Paxton’s office did not return emails and phone messages seeking comment.

Shades of gray

State officials in Texas do give guidelines about what school districts and principals can say, although the rules can be obscure and hard to follow. Generally speaking, educators can show their political preferences in personal emails and forums, but cannot do so in their capacity as public officials.

“Principals can use their school newsletters to share information about dates for voter registration and voting. They can also share facts about a proposed legislation, like vouchers,” said Archie McAfee, the president of the Texas Association of Secondary School Principals. “What they can’t do is use their school’s equipment to tell people not to vote in favor or against specific candidates.”

In the Denton district, two elementary school principals sent out emails from their district addresses to their staff, with information on voting days and times. One of them included a list of candidates specifying those more “friendly” towards public education, and both emails highlighted a looming budget deficit for public schools as a reason to urge educators to vote.

In the Castleberry district, Superintendent Renee Smith-Faulkner urged her colleagues in an email to vote in favor of public education, and accompanied it with a forwarded message containing a list of candidates who had “stuck their neck out” for public education.

And in the Denison district, a post on the school website thanked House Representative Reggie Smith, a Republican, for voting in favor of public schools and warned educators that there was still strong support for private school choice policies amongst Texas’ legislators.

But in the case of Hutto, Frisco, and Aledo districts, there were no mentions of specific candidates or policies in the emails or social media posts put out by district officials. Those communiqués contained information on budget deficits and staff positions that would be cut if more funding was taken away from public schools, and they also claimed that state lawmakers hadn’t increased funding for public schools since 2019.

A new normal

The Aledo district said it wasn’t given any notice before Paxton’s office filed the lawsuit, the Dallas Morning News reported.

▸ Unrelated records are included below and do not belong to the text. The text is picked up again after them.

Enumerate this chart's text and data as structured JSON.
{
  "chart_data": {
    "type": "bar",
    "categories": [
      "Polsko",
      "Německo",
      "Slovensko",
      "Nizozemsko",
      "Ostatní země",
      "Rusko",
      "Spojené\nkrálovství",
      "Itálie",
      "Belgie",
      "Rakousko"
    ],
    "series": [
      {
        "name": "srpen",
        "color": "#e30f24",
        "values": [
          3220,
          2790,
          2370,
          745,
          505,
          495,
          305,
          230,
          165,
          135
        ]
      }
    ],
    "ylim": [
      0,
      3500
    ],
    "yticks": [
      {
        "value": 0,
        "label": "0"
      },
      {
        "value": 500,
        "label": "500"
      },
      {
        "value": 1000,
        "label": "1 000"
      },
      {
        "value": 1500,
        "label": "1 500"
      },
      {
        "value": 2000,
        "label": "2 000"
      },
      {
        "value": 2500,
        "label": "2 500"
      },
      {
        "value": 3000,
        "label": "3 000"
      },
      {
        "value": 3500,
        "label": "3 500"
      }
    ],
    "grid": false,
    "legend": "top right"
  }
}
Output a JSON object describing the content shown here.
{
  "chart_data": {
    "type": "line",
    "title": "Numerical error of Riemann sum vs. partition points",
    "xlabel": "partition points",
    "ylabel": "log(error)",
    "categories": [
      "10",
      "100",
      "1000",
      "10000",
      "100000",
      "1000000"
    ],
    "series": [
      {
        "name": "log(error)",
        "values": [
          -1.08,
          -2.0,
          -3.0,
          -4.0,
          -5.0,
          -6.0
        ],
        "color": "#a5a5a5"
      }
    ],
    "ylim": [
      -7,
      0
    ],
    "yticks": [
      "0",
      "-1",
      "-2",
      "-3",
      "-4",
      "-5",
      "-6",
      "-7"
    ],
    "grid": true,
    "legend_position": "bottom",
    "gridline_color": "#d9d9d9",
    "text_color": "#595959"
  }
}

In an email to Education Week, the Denton district’s chief communication officer, Julie Zwahr, said district officials agreed with Paxton’s assertion that election laws should be followed. It added that the district had “adopted board policies in 2018 and 2021 regarding elections and campaign ethics, and we train all trustees and administrators on these policies annually. It is our expectation that these policies be followed.”

Zwahr’s email noted, however, that districts across the state are facing critical budgeting decisions, and Denton’s officials want their community to know that the decisions elected officials make directly impact students, teachers and families.

In all, the situation shows that even seemingly neutral messages can expose district officials to rebuke if they come too close to an election or hint at a controversial measure like private school vouchers, said Tom Hutton, the former executive director of the Education Law Association, a nonprofit profit organization that works on legal issues that impact education.

Still, Paxton’s move will probably have downstream effects.

“A phone call or email would have been enough to sort this out. Principals will have a more conservative approach now, to speech that might be misinterpreted,” said McAfee of the state administrators association.

Indeed, the lawsuits put officials in a tough place.

“Public school employees might feel like they need to do something about these resources being taken away. They shouldn’t do it through their public institution but it’s an easy to run afoul of that guideline. It can seem like a trap to them,” said Hutton.

The March 5 elections resulted in the ousting of five of the 21 representatives who opposed the voucher bill, both Democrat and Republican, and sent three others to a runoff election in May.